Diese Form von Geschichtsbewusstsein lässt wohl auf eine Art „rückwärts gekehrten Propheten“ schließen. Eine etwas kuriose Umschreibung, die eigentlich den Historikern gilt, aber die uns gleich einen wichtigen Umstand bewusst macht: Der Mensch lebt immer in der Gegenwart und darum ist der „Blick“ in die Vergangenheit wie in die Zukunft für ihn keine actio in distans, sondern er findet allein im Hier statt. Unser Zeitfaden aus Vergangenheit, Gegenwart und Zukunft ist in Wirklichkeit nur ein Knoten, aber aus einem Knoten lässt sich kein Faden machen.

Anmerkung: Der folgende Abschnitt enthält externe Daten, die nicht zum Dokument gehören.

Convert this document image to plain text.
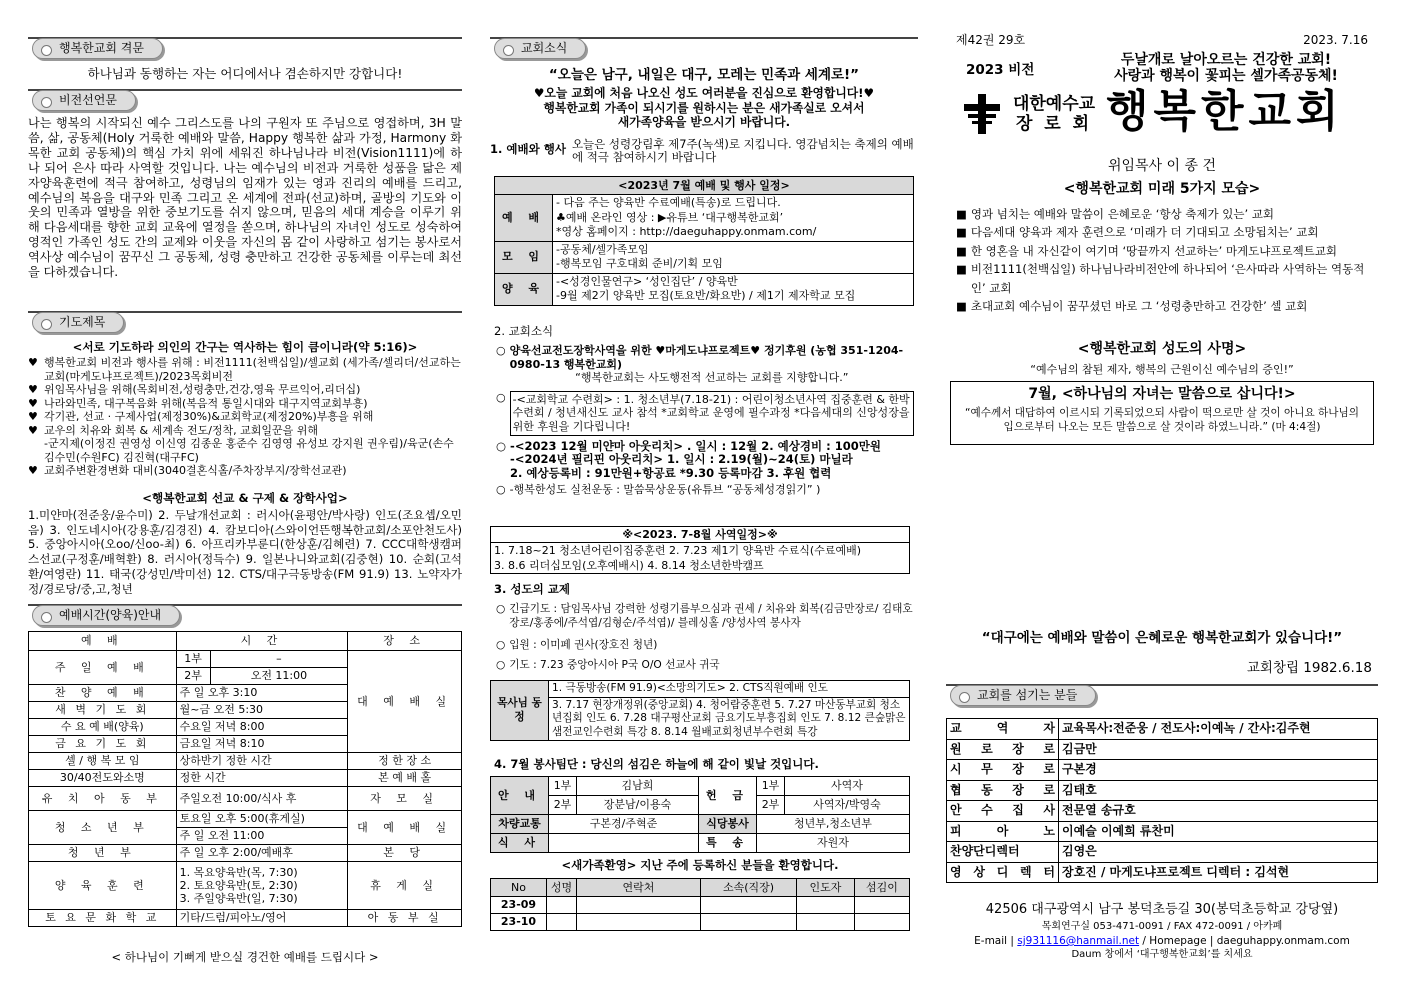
행복한교회 격문
하나님과 동행하는 자는 어디에서나 겸손하지만 강합니다!
비전선언문
나는 행복의 시작되신 예수 그리스도를 나의 구원자 또 주님으로 영접하며, 3H 말씀, 삶, 공동체(Holy 거룩한 예배와 말씀, Happy 행복한 삶과 가정, Harmony 화목한 교회 공동체)의 핵심 가치 위에 세워진 하나님나라 비전(Vision1111)에 하나 되어 은사 따라 사역할 것입니다. 나는 예수님의 비전과 거룩한 성품을 닮은 제자양육훈련에 적극 참여하고, 성령님의 임재가 있는 영과 진리의 예배를 드리고, 예수님의 복음을 대구와 민족 그리고 온 세계에 전파(선교)하며, 골방의 기도와 이웃의 민족과 열방을 위한 중보기도를 쉬지 않으며, 믿음의 세대 계승을 이루기 위해 다음세대를 향한 교회 교육에 열정을 쏟으며, 하나님의 자녀인 성도로 성숙하여 영적인 가족인 성도 간의 교제와 이웃을 자신의 몸 같이 사랑하고 섬기는 봉사로서 역사상 예수님이 꿈꾸신 그 공동체, 성령 충만하고 건강한 공동체를 이루는데 최선을 다하겠습니다.
기도제목
<서로 기도하라 의인의 간구는 역사하는 힘이 큼이니라(약 5:16)>
♥ 행복한교회 비전과 행사를 위해 : 비전1111(천백십일)/셀교회 (세가족/셀리더/선교하는교회(마게도냐프로젝트)/2023목회비전
♥ 위임목사님을 위해(목회비전,성령충만,건강,영육 무르익어,리더십)
♥ 나라와민족, 대구복음화 위해(복음적 통일시대와 대구지역교회부흥)
♥ 각기관, 선교 · 구제사업(제정30%)&교회학교(제정20%)부흥을 위해
♥ 교우의 치유와 회복 & 세계속 전도/정착, 교회일꾼을 위해
-군지제(이정진 권영성 이신영 김종운 홍준수 김영영 유성보 강지원 권우림)/육군(손수 김수민(수원FC) 김진혁(대구FC)
♥ 교회주변환경변화 대비(3040결혼식홀/주차장부지/장학선교관)
<행복한교회 선교 & 구제 & 장학사업>
1.미얀마(전준웅/윤수미) 2. 두날개선교회 : 러시아(윤평안/박사랑) 인도(조요셉/오민음) 3. 인도네시아(강용훈/김경진) 4. 캄보디아(스와이언뜬행복한교회/소포안천도사) 5. 중앙아시아(오oo/신oo-최) 6. 아프리카부룬디(한상훈/김혜련) 7. CCC대학생캠퍼스선교(구정훈/배혁환) 8. 러시아(정득수) 9. 일본나니와교회(김중현) 10. 순회(고석환/여영란) 11. 태국(강성민/박미선) 12. CTS/대구극동방송(FM 91.9) 13. 노약자가정/경로당/중,고,청년
예배시간(양육)안내
예 배	시 간		장 소
주 일 예 배	1부	–	대 예 배 실
	2부	오전 11:00	
찬 양 예 배	주 일 오후 3:10		
새 벽 기 도 회	월~금 오전 5:30		
수 요 예 배(양육)	수요일 저녁 8:00		
금 요 기 도 회	금요일 저녁 8:10		
셀 / 행 복 모 임	상하반기 정한 시간		정 한 장 소
30/40전도와소명	정한 시간		본 예 배 홀
유 치 아 동 부	주일오전 10:00/식사 후		자 모 실
청 소 년 부	토요일 오후 5:00(휴게실)		대 예 배 실
	주 일 오전 11:00		
청 년 부	주 일 오후 2:00/예배후		본 당
양 육 훈 련	1. 목요양육반(목, 7:30)
2. 토요양육반(토, 2:30)
3. 주일양육반(일, 7:30)		휴 게 실
토 요 문 화 학 교	기타/드럼/피아노/영어		아 동 부 실
< 하나님이 기뻐게 받으실 경건한 예배를 드립시다 >
교회소식
“오늘은 남구, 내일은 대구, 모레는 민족과 세계로!”
♥오늘 교회에 처음 나오신 성도 여러분을 진심으로 환영합니다!♥
행복한교회 가족이 되시기를 원하시는 분은 새가족실로 오셔서
새가족양육을 받으시기 바랍니다.
1. 예배와 행사 오늘은 성령강림후 제7주(녹색)로 지킵니다. 영감넘치는 축제의 예배에 적극 참여하시기 바랍니다
<2023년 7월 예배 및 행사 일정>	
예 배	- 다음 주는 양육반 수료예배(특송)로 드립니다.
♣예배 온라인 영상 : ▶유튜브 ‘대구행복한교회’
*영상 홈페이지 : http://daeguhappy.onmam.com/

모 임	-공동체/셀가족모임
-행복모임 구호대회 준비/기획 모임

양 육	-<성경인물연구> ‘성인집단’ / 양육반
-9월 제2기 양육반 모집(토요반/화요반) / 제1기 제자학교 모집
2. 교회소식
○ 양육선교전도장학사역을 위한 ♥마게도냐프로젝트♥ 정기후원 (농협 351-1204-0980-13 행복한교회)
“행복한교회는 사도행전적 선교하는 교회를 지향합니다.”
○ -<교회학교 수련회> : 1. 청소년부(7.18-21) : 어린이청소년사역 집중훈련 & 한박수련회 / 청년새신도 교사 참석 *교회학교 운영에 필수과정 *다음세대의 신앙성장을 위한 후원을 기다립니다!
○ -<2023 12월 미얀마 아웃리치> . 일시 : 12월 2. 예상경비 : 100만원
-<2024년 필리핀 아웃리치> 1. 일시 : 2.19(월)~24(토) 마닐라
2. 예상등록비 : 91만원+항공료 *9.30 등록마감 3. 후원 협력
○ -행복한성도 실천운동 : 말씀묵상운동(유튜브 “공동체성경읽기” )
※<2023. 7-8월 사역일정>※
1. 7.18~21 청소년어린이집중훈련 2. 7.23 제1기 양육반 수료식(수료예배)
3. 8.6 리더십모임(오후예배시) 4. 8.14 청소년한박캠프
3. 성도의 교제
○ 긴급기도 : 담임목사님 강력한 성령기름부으심과 권세 / 치유와 회복(김금만장로/ 김태호장로/홍종에/주석엽/김형순/주석엽)/ 블레싱홀 /양성사역 봉사자
○ 입원 : 이미페 권사(장호진 청년)
○ 기도 : 7.23 중앙아시아 P국 O/O 선교사 귀국
목사님 동 정	1. 극동방송(FM 91.9)<소망의기도> 2. CTS직원예배 인도
3. 7.17 현장개정위(중앙교회) 4. 청어람중훈련 5. 7.27 마산동부교회 청소년집회 인도 6. 7.28 대구평산교회 금요기도부흥집회 인도 7. 8.12 큰숲맑은샘전교인수련회 특강 8. 8.14 월배교회청년부수련회 특강
4. 7월 봉사팀단 : 당신의 섬김은 하늘에 해 같이 빛날 것입니다.
안 내	1부	김남희	헌 금	1부	사역자
	2부	장분남/이용숙		2부	사역자/박영숙
차량교통	구본경/주혁준		식당봉사	청년부,청소년부	
식 사			특 송	자원자	
<새가족환영> 지난 주에 등록하신 분들을 환영합니다.
No	성명	연락처	소속(직장)	인도자	섬김이
23-09					
23-10					
제42권 29호	2023. 7.16
2023 비전
두날개로 날아오르는 건강한 교회!
사랑과 행복이 꽃피는 셀가족공동체!
대한예수교
장 로 회 행복한교회
위임목사 이 종 건
<행복한교회 미래 5가지 모습>
■ 영과 넘치는 예배와 말씀이 은혜로운 ‘항상 축제가 있는’ 교회
■ 다음세대 양육과 제자 훈련으로 ‘미래가 더 기대되고 소망됩치는’ 교회
■ 한 영혼을 내 자신같이 여기며 ‘땅끝까지 선교하는’ 마게도냐프로젝트교회
■ 비전1111(천백십일) 하나님나라비전안에 하나되어 ‘은사따라 사역하는 역동적인’ 교회
■ 초대교회 예수님이 꿈꾸셨던 바로 그 ‘성령충만하고 건강한’ 셀 교회
<행복한교회 성도의 사명>
“예수님의 참된 제자, 행복의 근원이신 예수님의 증인!”
7월, <하나님의 자녀는 말씀으로 삽니다!>
“예수께서 대답하여 이르시되 기록되었으되 사람이 떡으로만 살 것이 아니요 하나님의 입으로부터 나오는 모든 말씀으로 살 것이라 하였느니라.” (마 4:4절)
“대구에는 예배와 말씀이 은혜로운 행복한교회가 있습니다!”
교회창립 1982.6.18
교회를 섬기는 분들
교 역 자	교육목사:전준웅 / 전도사:이예녹 / 간사:김주현
원 로 장 로	김금만
시 무 장 로	구본경
협 동 장 로	김태호
안 수 집 사	전문열 송규호
피 아 노	이예슬 이예희 류찬미
찬양단디렉터	김영은
영 상 디 렉 터	장호진 / 마게도냐프로젝트 디렉터 : 김석현
42506 대구광역시 남구 봉덕초등길 30(봉덕초등학교 강당옆)
목회연구실 053-471-0091 / FAX 472-0091 / 아카폐
E-mail | sj931116@hanmail.net / Homepage | daeguhappy.onmam.com
Daum 창에서 ‘대구행복한교회’를 치세요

Alle drei sind verschränkt, fallen ineins, werden „unifiziert“ zu einem Weltganzen, dem der Mensch mit einer gewissen Grundstimmung entgegentritt. Es ist sogar gesagt worden, dass wer die Gegenwart kontrolliert, die Vergangenheit kontrolliert, und wer die Vergangenheit beherrscht, auch die Zukunft beherrscht.[1] Unter diesem Vorbehalt reden wir von dem vorwärts gekehrten, dem rückwärts gekehrten und dem in sich gekehrten Propheten, dem Tiefbohrer in seinem Kopf, der durch diesen Flohzirkus dort oben transzendental vordringt bis zur Apokalypse seiner Seele. Offenbar befinden wir uns auf einem schillernden Betätigungsfeld. Will man da wie ich Neues zur Geltung bringen, dann geht das nicht ohne vorhergehende Enttrümmerung: das Feld muss entmint und nach den Hinterlassenschaften der anderen Geschichtshochstapler, nicht seit Babylon, aber zumindest der letzten zweihundert Jahre, klassifiziert werden. Wenn sich dann eine Bresche auftut, kann man sich ein Mitspracherecht erwerben. Gehen wir’s an!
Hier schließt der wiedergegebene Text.